Les professeures du « Frontier College for Women » ont demandé à bénéficier d’un programme géré par la police pour apprendre à manier des armes semi-automatiques suite à l’attaque des Talibans contre une école militaire à Peshawar, le 16 décembre, qui avait fait plus de 140 morts, dont 134 enfants et adolescents.
Leur requête intervient à la suite d’une mesure du gouvernement provincial de Khyber Pakhtunkhwa permettant aux enseignants de porter des armes afin de pouvoir parer à toute attaque similaire à l’avenir.
« Je n’ai jamais saisi aucune arme de toute ma vie, sans même parler d’en avoir utilisé une, mais cette situation extraordinaire requiert des mesures extraordinaires » explique Sidra, une professeure d’études islamiques, âgée de trente-cinq ans.
Le gouvernement pakistanais a requis des établissements scolaires qu’ils postent des gardes armés et installent des fils barbelés et des murs en béton dans leurs locaux depuis l’attaque meurtrière de décembre.
Les instituts tels que le Frontier College for Women - consacré à l’éducation des filles et des femmes - situés dans les régions tribales du Pakistan, sont depuis longtemps la cible de groupes armés extrémistes qui rejettent l’éducation des femmes.
« C’est pour cela que je suis venu bénéficier de la formation [au maniement des armes à feu], pas seulement pour pouvoir me protéger, mais également pour protéger des élèves » a confié Sidra qui, une fois la formation terminée, compte également apprendre à ses élèves comment se défendre lors d’une attaque.
Pour la plupart des participantes, la formation de la police a été la première occasion lors de laquelle elles ont eu à manier des armes à feu.

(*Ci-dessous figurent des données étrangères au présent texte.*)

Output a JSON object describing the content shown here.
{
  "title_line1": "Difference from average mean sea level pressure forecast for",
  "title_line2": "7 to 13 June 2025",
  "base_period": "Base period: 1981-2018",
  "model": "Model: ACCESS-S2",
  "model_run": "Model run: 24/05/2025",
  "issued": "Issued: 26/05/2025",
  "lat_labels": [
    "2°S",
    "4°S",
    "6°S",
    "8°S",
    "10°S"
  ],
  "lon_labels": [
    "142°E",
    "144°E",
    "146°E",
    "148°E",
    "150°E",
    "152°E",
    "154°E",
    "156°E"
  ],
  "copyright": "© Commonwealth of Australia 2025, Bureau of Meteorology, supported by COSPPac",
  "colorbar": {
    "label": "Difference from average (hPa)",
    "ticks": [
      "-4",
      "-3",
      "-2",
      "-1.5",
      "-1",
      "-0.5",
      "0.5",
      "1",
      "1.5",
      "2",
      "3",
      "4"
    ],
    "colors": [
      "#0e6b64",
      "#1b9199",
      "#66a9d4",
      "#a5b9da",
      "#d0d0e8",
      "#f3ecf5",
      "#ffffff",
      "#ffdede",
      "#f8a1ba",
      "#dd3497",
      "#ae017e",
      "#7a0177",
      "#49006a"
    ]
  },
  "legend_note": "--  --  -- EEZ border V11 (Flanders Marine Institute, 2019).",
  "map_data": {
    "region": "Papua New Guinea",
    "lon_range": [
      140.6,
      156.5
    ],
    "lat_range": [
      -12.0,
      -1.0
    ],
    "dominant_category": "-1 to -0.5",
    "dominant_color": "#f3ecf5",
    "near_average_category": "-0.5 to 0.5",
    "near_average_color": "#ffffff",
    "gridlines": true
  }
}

« Il s’agit d’une formation courte de deux jours durant laquelle nous souhaitons permettre aux participantes d’utiliser des armes et d’apprendre à se défendre lorsqu’elles font face à une attaque armée » a expliqué une gradée de la police, Rozi Eltaf.

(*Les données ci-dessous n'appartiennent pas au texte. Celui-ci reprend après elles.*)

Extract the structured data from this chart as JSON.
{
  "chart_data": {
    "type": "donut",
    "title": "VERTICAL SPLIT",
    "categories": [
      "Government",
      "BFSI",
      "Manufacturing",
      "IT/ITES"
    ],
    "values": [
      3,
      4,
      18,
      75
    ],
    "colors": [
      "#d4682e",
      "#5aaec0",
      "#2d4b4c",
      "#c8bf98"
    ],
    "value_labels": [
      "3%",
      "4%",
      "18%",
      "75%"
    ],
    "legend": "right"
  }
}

Eltaf a ajouté que le département de la police avait l’intention de faire bénéficier de cette formation tout établissement d’enseignement qui en faisait la demande.
Jusqu’à maintenant, au moins dix écoles en ont fait la demande officielle, d’après le Surintendant principal des opérations de police de la province, Mian Saeed.
L’attaque contre une l’école publique gérée par l’armée, le 16 décembre dernier, lors d’un siège ayant duré neuf heures, a profondément choqué le Pakistan et la communauté internationale.
Depuis lors, le gouvernement national ainsi que les gouvernements provinciaux ont cherché des moyens d’éviter que la tragédie ne se répète.
Armer des gardiens de sécurité et des enseignants est une des solutions proposées par le gouvernement local de Khyber Pakhtunkhwa, malgré l’opposition de certains observateurs qui objectent que la mesure risque de mettre en danger les enfants déjà traumatisés par le massacre.
La police de cette province du nord-ouest du Pakistan forme depuis des années déjà des gardes de sécurité pour les écoles, et espère pourvoir développer d’ici peu, grâce à son département informatique, un système d'intervention d'urgence pour ce type d’attaques.
« Nous ne nous attendions pas à ce que de tels incidents puissent survenir dans des écoles et des collèges. Cependant après la tragédie de l’Ecole publique de l’armée, les gens ont commencé à réfléchir à de telles mesures » a révélé une professeure de droit du Frontier College for Women, Zaman Khan.
« Il n’est pas possible d’arrêter d’envoyer nos enfants à l’école. Même en des temps aussi difficiles, les parents continuent d’envoyer leurs enfants à l’école, mais maintenant nous avons pris l’initiative de de nous préparer à faire face à de telles situations. Et nous sommes satisfaites de bénéficier de ces formations. L’auto-défense est essentielle pour tout citoyen » a assuré Khan.